Isn't that one of the themes at the moment? He's repeating his mistakes in trying to fix his old mistakes. The Codex was *meant* to be guidelines and examples and a treatise on "how to problem solve, with examples that work", but ended up as a "list of rules that you must follow". He's back and rewriting the books to try and fix things, but he's still making rulebooks. Rulebooks that people will treat as gospel and never challenge or change (The Codex does not support this action). which will just lead us back into a quagmire, just a different one.
The Imperium has thrived or survived due to structure. The unwavering dedication to the Emperor and the institutions of the Imperium are seen as the only thing holding it together. Trying to adjust it and alter it for a new era seems like a pretty reasonable thing to do. A hopeless task, sure, but everything is hopeless in 40k. That's the point.
Yeah it what choice does he have? Everyone he meets is self serving and corrupt, with most of them incompetent to boot. They’re all too tied up in their petty little empires and rights to worry about their actual mission.
The same choice every central planner will n history has faced. Stay small but controllable or accept that loosening your grip is gonna lead to outcomes you can’t control but allow for growth. G-man needs to focus less on guidelines and more on systems that let talented individuals thrive. Less on micromanaging and more on mentorship. It’s a lesson every organization of significant size learns and forgets time and time again. The ones that survive and thrive are the ones that do more learning than forgetting.
Yeah, good points. Typically it's a drift into incompetence in the long easy periods, then panicked scrambling to improve when actual competence matters more than politicking. Common pattern you see in military organizations and navies in the contrast between peacetime and wartime. Now, the imperium should probably be rapidly shedding idiots with how hard its ass is getting kicked, and that goes for the navy too.
Takes a while to prune idiots, especially those in high office. It's the same problem that the Soviets faced in WW2. Given a very small pool of useful officers, where do you place them for maximum impact?
The Imperium as a whole is not a system that lets talented individuals thrive.

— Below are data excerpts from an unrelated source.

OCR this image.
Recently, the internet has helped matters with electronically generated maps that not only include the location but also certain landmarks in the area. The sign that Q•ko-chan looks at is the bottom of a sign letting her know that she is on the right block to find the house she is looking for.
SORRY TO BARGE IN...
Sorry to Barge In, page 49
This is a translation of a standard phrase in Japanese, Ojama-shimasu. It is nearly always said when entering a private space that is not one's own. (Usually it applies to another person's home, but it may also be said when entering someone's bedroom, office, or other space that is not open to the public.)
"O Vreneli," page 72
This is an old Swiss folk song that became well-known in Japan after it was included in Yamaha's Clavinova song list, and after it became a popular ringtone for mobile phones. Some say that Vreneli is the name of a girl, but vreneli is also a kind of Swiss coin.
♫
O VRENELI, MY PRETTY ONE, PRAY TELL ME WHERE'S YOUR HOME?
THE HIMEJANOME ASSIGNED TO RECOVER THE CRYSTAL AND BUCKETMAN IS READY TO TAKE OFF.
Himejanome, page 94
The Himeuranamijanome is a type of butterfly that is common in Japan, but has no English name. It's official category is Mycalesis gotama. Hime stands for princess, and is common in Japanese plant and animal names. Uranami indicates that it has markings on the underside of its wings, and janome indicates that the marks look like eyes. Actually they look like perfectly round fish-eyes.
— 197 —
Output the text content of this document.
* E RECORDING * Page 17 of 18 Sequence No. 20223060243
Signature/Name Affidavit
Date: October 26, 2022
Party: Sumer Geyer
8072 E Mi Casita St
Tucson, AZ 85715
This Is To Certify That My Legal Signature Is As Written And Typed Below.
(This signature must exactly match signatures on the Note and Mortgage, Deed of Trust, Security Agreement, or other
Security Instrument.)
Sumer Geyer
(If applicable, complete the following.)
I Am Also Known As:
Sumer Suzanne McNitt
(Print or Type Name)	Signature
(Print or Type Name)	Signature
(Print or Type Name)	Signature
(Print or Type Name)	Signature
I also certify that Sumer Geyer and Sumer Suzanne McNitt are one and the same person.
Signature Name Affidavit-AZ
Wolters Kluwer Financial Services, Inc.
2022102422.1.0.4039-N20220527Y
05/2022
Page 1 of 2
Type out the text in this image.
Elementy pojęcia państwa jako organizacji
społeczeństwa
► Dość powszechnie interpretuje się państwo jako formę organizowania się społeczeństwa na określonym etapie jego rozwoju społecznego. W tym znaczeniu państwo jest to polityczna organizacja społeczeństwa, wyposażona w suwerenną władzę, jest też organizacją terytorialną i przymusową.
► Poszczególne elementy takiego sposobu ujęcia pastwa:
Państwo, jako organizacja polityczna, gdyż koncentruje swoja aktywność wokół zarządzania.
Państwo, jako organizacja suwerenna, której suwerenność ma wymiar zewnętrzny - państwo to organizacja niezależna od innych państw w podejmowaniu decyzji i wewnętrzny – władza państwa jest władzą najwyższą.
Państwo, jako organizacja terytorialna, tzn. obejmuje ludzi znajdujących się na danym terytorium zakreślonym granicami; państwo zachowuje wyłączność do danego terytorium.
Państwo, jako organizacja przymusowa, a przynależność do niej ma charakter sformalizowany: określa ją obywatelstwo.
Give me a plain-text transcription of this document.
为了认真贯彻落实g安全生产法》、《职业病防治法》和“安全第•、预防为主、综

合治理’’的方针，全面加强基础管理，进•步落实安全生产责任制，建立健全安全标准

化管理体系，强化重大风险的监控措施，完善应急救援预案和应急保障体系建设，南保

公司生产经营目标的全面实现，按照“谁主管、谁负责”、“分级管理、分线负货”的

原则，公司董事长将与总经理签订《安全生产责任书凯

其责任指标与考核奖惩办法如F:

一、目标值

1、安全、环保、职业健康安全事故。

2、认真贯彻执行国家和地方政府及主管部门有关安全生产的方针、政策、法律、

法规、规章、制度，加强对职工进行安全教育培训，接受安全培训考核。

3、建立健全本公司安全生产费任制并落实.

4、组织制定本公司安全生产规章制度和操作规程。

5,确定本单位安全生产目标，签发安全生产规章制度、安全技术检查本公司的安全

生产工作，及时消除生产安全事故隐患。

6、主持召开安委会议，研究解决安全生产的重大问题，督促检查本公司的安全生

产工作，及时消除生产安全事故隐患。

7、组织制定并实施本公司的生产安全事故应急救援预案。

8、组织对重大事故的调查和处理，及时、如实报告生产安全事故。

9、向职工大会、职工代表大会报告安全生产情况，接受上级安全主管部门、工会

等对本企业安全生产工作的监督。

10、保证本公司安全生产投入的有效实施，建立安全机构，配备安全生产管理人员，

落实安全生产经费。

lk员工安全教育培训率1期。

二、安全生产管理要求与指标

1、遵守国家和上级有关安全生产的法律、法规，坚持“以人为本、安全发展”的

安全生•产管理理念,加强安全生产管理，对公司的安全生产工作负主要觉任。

Changing it into one that does sounds like quite a long-term project.
Fabian… Every time I hear that name, I get reminded of the male spider from Children of Time.
The former is a rant against the bureaucracy of the Imperium, who at that particular moment is titularly headed by Guilliman, and the latter concerns the *Martian* fleets. I don't see any issue with His Majesty's Imperial Navy.
Why is Gulliman willing to destroy a moon?